Published : Aug. 2, 2020 - 17:11

    • Link copied

Visitors to a regional office of the Ministry of Employment and Labor in Seoul wait in line to apply for unemployment benefits earlier this year. (Yonhap) Visitors to a regional office of the Ministry of Employment and Labor in Seoul wait in line to apply for unemployment benefits earlier this year. (Yonhap)

SEJONG -- The gulf between the haves and have-nots is wider in South Korea than in almost any other member of the Organization for Economic Cooperation and Development, a recent analysis suggests, with only the US showing greater inequality.

The OECD measured income disparities by analyzing the poverty rates of 35 of its 37 members as of 2019. (Colombia and New Zealand were excluded.)

The poverty rate is the percentage of people whose income is less than half the median household income, according to the organization’s definition. If a country’s median household income were 40 million won ($33,500) per annum, the poverty line would be 20 million won.

Korea posted a poverty rate of 17.4 percent -- the second-highest among the 35 economies analyzed. The US poverty rate stood at 17.8 percent.

Further down the list were Greece (12.6 percent), Portugal (10.7 percent), Poland (9.6 percent), Slovenia (8.5 percent), Hungary (8 percent) and Slovakia (7.3 percent).

Other countries with poverty rates lower than Korea’s included Turkey (17.2 percent), Mexico (16.6 percent), Latvia (16.6 percent), Estonia (15.8 percent) and Japan (15.7 percent).
 
(Graphic by Kim Sun-young/The Korea Herald) (Graphic by Kim Sun-young/The Korea Herald)

Among English-speaking countries, the UK, Canada and Australia were at similar levels with 11.7 percent, 12.1 percent and 12.4 percent, respectively.

Polarization between the haves and have-nots in Korea has continued to widen over the past few years.

A research analyst said “the nation’s middle-income bracket has collapsed, and a large portion of middle-income households should be reclassified as part of the low-income bracket.”

Meanwhile, the poverty rate for “seniors,” defined by the OECD as people aged 66 or over, was much higher in Korea.
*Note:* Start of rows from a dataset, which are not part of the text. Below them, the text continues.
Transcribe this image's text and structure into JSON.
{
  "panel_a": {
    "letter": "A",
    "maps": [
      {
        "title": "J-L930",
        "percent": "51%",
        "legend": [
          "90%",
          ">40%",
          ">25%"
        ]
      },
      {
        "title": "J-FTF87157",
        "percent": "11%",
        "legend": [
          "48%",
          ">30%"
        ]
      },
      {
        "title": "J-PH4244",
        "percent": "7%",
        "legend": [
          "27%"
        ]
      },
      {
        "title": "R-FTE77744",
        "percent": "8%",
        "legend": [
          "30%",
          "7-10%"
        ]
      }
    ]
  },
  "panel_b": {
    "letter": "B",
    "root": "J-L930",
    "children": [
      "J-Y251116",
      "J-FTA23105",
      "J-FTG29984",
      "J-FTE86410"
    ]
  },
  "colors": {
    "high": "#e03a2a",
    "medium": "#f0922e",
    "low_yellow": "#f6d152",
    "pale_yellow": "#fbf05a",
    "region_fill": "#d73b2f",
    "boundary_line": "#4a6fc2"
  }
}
In this age group Korea topped the list with 43.8 percent, far surpassing the corresponding figures for the US (23.1 percent), Japan (19.6 percent), Sweden (10.9 percent), Spain (10.2 percent) and Italy (9.7 percent).

Denmark and Iceland both recorded the lowest poverty rate for seniors, 3 percent. Next-lowest were the Netherlands at 3.1 percent, France at 3.6 percent, Norway at 4.3 percent and Slovakia at 4.8 percent.
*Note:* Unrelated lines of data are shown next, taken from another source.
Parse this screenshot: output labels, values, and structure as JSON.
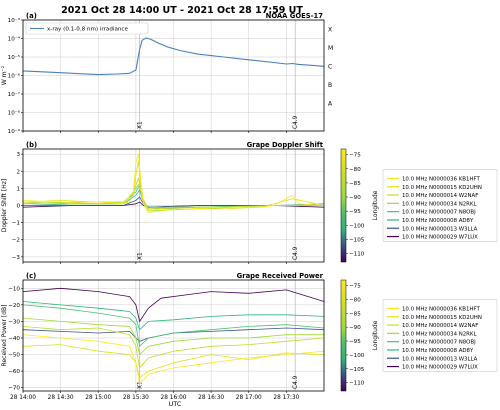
{
  "title": "2021 Oct 28 14:00 UT - 2021 Oct 28 17:59 UT",
  "colors": {
    "xray": "#4a7fbf",
    "grid": "#cccccc",
    "marker": "#aaaaaa"
  },
  "shared_x": {
    "xlabel": "UTC",
    "ticks": [
      "28 14:00",
      "28 14:30",
      "28 15:00",
      "28 15:30",
      "28 16:00",
      "28 16:30",
      "28 17:00",
      "28 17:30"
    ],
    "domain_minutes": [
      0,
      240
    ]
  },
  "chart_data": [
    {
      "type": "line",
      "panel_label": "(a)",
      "panel_title": "NOAA GOES-17",
      "ylabel": "W m⁻²",
      "yscale": "log",
      "ylim_exp": [
        -9,
        -3
      ],
      "yticks": [
        "10⁻⁹",
        "10⁻⁸",
        "10⁻⁷",
        "10⁻⁶",
        "10⁻⁵",
        "10⁻⁴",
        "10⁻³"
      ],
      "class_labels": [
        "X",
        "M",
        "C",
        "B",
        "A"
      ],
      "markers": [
        "X1",
        "C4.9"
      ],
      "series": [
        {
          "name": "x-ray (0.1-0.8 nm) irradiance",
          "x_minutes": [
            0,
            15,
            30,
            45,
            60,
            75,
            85,
            90,
            93,
            95,
            98,
            100,
            103,
            108,
            115,
            125,
            140,
            160,
            180,
            200,
            210,
            215,
            220,
            230,
            240
          ],
          "log10_y": [
            -5.75,
            -5.8,
            -5.85,
            -5.9,
            -5.95,
            -5.92,
            -5.88,
            -5.7,
            -4.6,
            -4.1,
            -3.98,
            -4.0,
            -4.08,
            -4.25,
            -4.45,
            -4.65,
            -4.85,
            -5.0,
            -5.15,
            -5.3,
            -5.38,
            -5.35,
            -5.4,
            -5.45,
            -5.5
          ]
        }
      ]
    },
    {
      "type": "line",
      "panel_label": "(b)",
      "panel_title": "Grape Doppler Shift",
      "ylabel": "Doppler Shift [Hz]",
      "ylim": [
        -3.3,
        3.3
      ],
      "yticks": [
        -3,
        -2,
        -1,
        0,
        1,
        2,
        3
      ],
      "markers": [
        "X1",
        "C4.9"
      ],
      "colorbar": {
        "label": "Longitude",
        "range": [
          -113,
          -73
        ],
        "ticks": [
          -75,
          -80,
          -85,
          -90,
          -95,
          -100,
          -105,
          -110
        ]
      },
      "legend": [
        "10.0 MHz N0000036 KB1HFT",
        "10.0 MHz N0000015 KD2UHN",
        "10.0 MHz N0000014 W2NAF",
        "10.0 MHz N0000034 N2RKL",
        "10.0 MHz N0000007 N8OBJ",
        "10.0 MHz N0000008 AD8Y",
        "10.0 MHz N0000013 W3LLA",
        "10.0 MHz N0000029 W7LUX"
      ],
      "series": [
        {
          "name": "10.0 MHz N0000036 KB1HFT",
          "color": "#fde725",
          "x_minutes": [
            0,
            30,
            60,
            80,
            88,
            90,
            92,
            94,
            96,
            100,
            110,
            130,
            160,
            190,
            200,
            215,
            220,
            240
          ],
          "values": [
            0.3,
            0.2,
            0.2,
            0.1,
            0.8,
            2.5,
            3.0,
            1.5,
            0.2,
            -0.3,
            -0.2,
            -0.2,
            -0.1,
            -0.1,
            0.0,
            0.6,
            0.1,
            0.0
          ]
        },
        {
          "name": "10.0 MHz N0000015 KD2UHN",
          "color": "#dde318",
          "x_minutes": [
            0,
            30,
            60,
            80,
            88,
            90,
            92,
            94,
            96,
            100,
            110,
            130,
            160,
            190,
            215,
            240
          ],
          "values": [
            0.2,
            0.3,
            0.2,
            0.2,
            0.6,
            1.8,
            2.6,
            1.0,
            0.1,
            -0.4,
            -0.3,
            -0.2,
            -0.2,
            -0.1,
            0.4,
            0.0
          ]
        },
        {
          "name": "10.0 MHz N0000014 W2NAF",
          "color": "#bddf26",
          "x_minutes": [
            0,
            30,
            60,
            85,
            90,
            92,
            95,
            100,
            120,
            160,
            200,
            240
          ],
          "values": [
            0.1,
            0.2,
            0.1,
            0.2,
            1.2,
            1.6,
            0.5,
            -0.2,
            -0.1,
            -0.1,
            0.0,
            0.0
          ]
        },
        {
          "name": "10.0 MHz N0000034 N2RKL",
          "color": "#a0da39",
          "x_minutes": [
            0,
            40,
            80,
            90,
            93,
            96,
            100,
            140,
            200,
            240
          ],
          "values": [
            0.2,
            0.1,
            0.1,
            1.0,
            1.3,
            0.3,
            -0.3,
            -0.2,
            0.0,
            0.0
          ]
        },
        {
          "name": "10.0 MHz N0000007 N8OBJ",
          "color": "#4ac16d",
          "x_minutes": [
            0,
            40,
            80,
            90,
            93,
            96,
            100,
            140,
            200,
            240
          ],
          "values": [
            0.1,
            0.2,
            0.2,
            0.8,
            1.2,
            0.2,
            -0.2,
            -0.1,
            0.0,
            0.1
          ]
        },
        {
          "name": "10.0 MHz N0000008 AD8Y",
          "color": "#2fb47c",
          "x_minutes": [
            0,
            40,
            80,
            90,
            93,
            96,
            100,
            140,
            200,
            240
          ],
          "values": [
            0.0,
            0.1,
            0.1,
            0.6,
            0.9,
            0.2,
            -0.1,
            -0.1,
            0.0,
            0.0
          ]
        },
        {
          "name": "10.0 MHz N0000013 W3LLA",
          "color": "#3b528b",
          "x_minutes": [
            0,
            40,
            80,
            90,
            93,
            96,
            100,
            140,
            200,
            240
          ],
          "values": [
            0.0,
            0.0,
            0.0,
            0.3,
            0.5,
            0.1,
            -0.1,
            0.0,
            0.0,
            0.0
          ]
        },
        {
          "name": "10.0 MHz N0000029 W7LUX",
          "color": "#440154",
          "x_minutes": [
            0,
            40,
            80,
            90,
            93,
            96,
            100,
            140,
            200,
            240
          ],
          "values": [
            -0.1,
            0.0,
            0.0,
            0.1,
            0.2,
            0.0,
            -0.1,
            0.0,
            0.0,
            -0.1
          ]
        }
      ]
    },
    {
      "type": "line",
      "panel_label": "(c)",
      "panel_title": "Grape Received Power",
      "ylabel": "Received Power [dB]",
      "ylim": [
        -72,
        -5
      ],
      "yticks": [
        -70,
        -60,
        -50,
        -40,
        -30,
        -20,
        -10
      ],
      "markers": [
        "X1",
        "C4.9"
      ],
      "colorbar": {
        "label": "Longitude",
        "range": [
          -113,
          -73
        ],
        "ticks": [
          -75,
          -80,
          -85,
          -90,
          -95,
          -100,
          -105,
          -110
        ]
      },
      "legend": [
        "10.0 MHz N0000036 KB1HFT",
        "10.0 MHz N0000015 KD2UHN",
        "10.0 MHz N0000014 W2NAF",
        "10.0 MHz N0000034 N2RKL",
        "10.0 MHz N0000007 N8OBJ",
        "10.0 MHz N0000008 AD8Y",
        "10.0 MHz N0000013 W3LLA",
        "10.0 MHz N0000029 W7LUX"
      ],
      "series": [
        {
          "name": "10.0 MHz N0000036 KB1HFT",
          "color": "#fde725",
          "x_minutes": [
            0,
            30,
            60,
            85,
            90,
            93,
            100,
            120,
            150,
            180,
            210,
            240
          ],
          "values": [
            -38,
            -40,
            -42,
            -45,
            -55,
            -68,
            -62,
            -58,
            -55,
            -52,
            -50,
            -48
          ]
        },
        {
          "name": "10.0 MHz N0000015 KD2UHN",
          "color": "#dde318",
          "x_minutes": [
            0,
            30,
            60,
            85,
            90,
            93,
            100,
            120,
            150,
            180,
            210,
            240
          ],
          "values": [
            -45,
            -44,
            -48,
            -50,
            -55,
            -64,
            -60,
            -55,
            -50,
            -53,
            -49,
            -50
          ]
        },
        {
          "name": "10.0 MHz N0000014 W2NAF",
          "color": "#bddf26",
          "x_minutes": [
            0,
            30,
            60,
            85,
            90,
            93,
            100,
            120,
            150,
            180,
            210,
            240
          ],
          "values": [
            -33,
            -35,
            -34,
            -38,
            -45,
            -58,
            -52,
            -48,
            -45,
            -44,
            -42,
            -40
          ]
        },
        {
          "name": "10.0 MHz N0000034 N2RKL",
          "color": "#a0da39",
          "x_minutes": [
            0,
            30,
            60,
            85,
            90,
            93,
            100,
            120,
            150,
            180,
            210,
            240
          ],
          "values": [
            -28,
            -30,
            -32,
            -33,
            -40,
            -50,
            -45,
            -42,
            -40,
            -40,
            -38,
            -38
          ]
        },
        {
          "name": "10.0 MHz N0000007 N8OBJ",
          "color": "#4ac16d",
          "x_minutes": [
            0,
            30,
            60,
            85,
            90,
            93,
            100,
            120,
            150,
            180,
            210,
            240
          ],
          "values": [
            -20,
            -22,
            -25,
            -28,
            -32,
            -45,
            -40,
            -37,
            -35,
            -33,
            -32,
            -34
          ]
        },
        {
          "name": "10.0 MHz N0000008 AD8Y",
          "color": "#2fb47c",
          "x_minutes": [
            0,
            30,
            60,
            85,
            90,
            93,
            100,
            120,
            150,
            180,
            210,
            240
          ],
          "values": [
            -18,
            -20,
            -22,
            -24,
            -28,
            -35,
            -30,
            -29,
            -27,
            -26,
            -26,
            -27
          ]
        },
        {
          "name": "10.0 MHz N0000013 W3LLA",
          "color": "#3b528b",
          "x_minutes": [
            0,
            30,
            60,
            85,
            90,
            93,
            100,
            120,
            150,
            180,
            210,
            240
          ],
          "values": [
            -35,
            -36,
            -37,
            -36,
            -40,
            -42,
            -40,
            -37,
            -36,
            -35,
            -34,
            -35
          ]
        },
        {
          "name": "10.0 MHz N0000029 W7LUX",
          "color": "#440154",
          "x_minutes": [
            0,
            30,
            60,
            85,
            90,
            93,
            100,
            110,
            130,
            150,
            180,
            210,
            240
          ],
          "values": [
            -12,
            -10,
            -12,
            -15,
            -20,
            -30,
            -22,
            -16,
            -14,
            -12,
            -13,
            -11,
            -18
          ]
        }
      ]
    }
  ]
}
While the Moon Jae-in administration recently created a huge number of public-sector jobs for seniors, the poverty rate among older people had climbed to 47.4 percent as of September 2019, according to Statistics Korea.

For young people up to the age of 17, Korea posted a poverty rate of 14.5 percent -- not far behind the corresponding figures for other developed countries.
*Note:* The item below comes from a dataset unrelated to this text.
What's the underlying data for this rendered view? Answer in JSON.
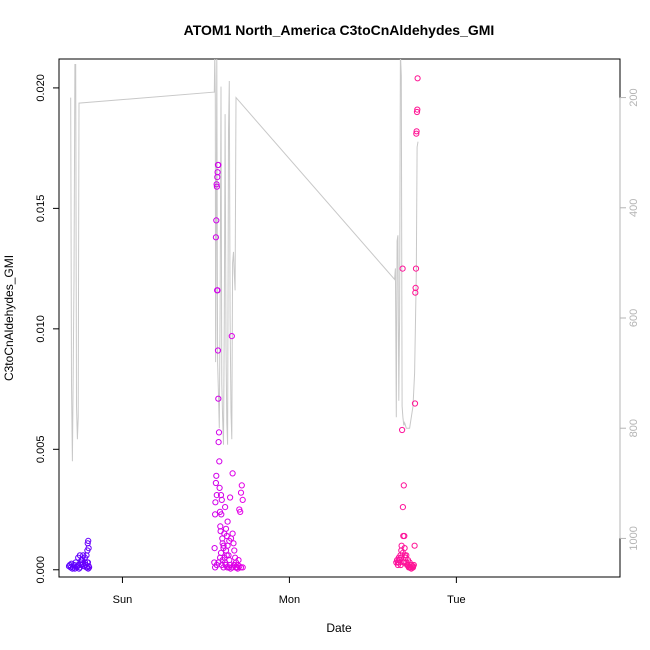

The UK’s youth poverty rate stood at 12.4 percent, Australia’s at 13.3 percent, Luxembourg’s at 13.9 percent, Japan’s at 13.9 percent and that of the US at 21.2 percent.

But many of the 35 countries posted youth poverty rates of less than 10 percent. Among them were Sweden with 9 percent, the Czech Republic with 6.8 percent, Norway with 8.1 percent, Slovenia with 6.4 percent, Denmark with 3.7 percent and Finland with 3.5 percent.

According to an opposition party lawmaker citing data from Statistics Korea, households in the top 20 percent income bracket saw their monthly earnings increase by an average of 966,000 won in 2019 over 2017.

In contrast, the average monthly income for the bottom 20 percent fell by 108,000 won in the corresponding period -- from 790,000 won to 682,000 won.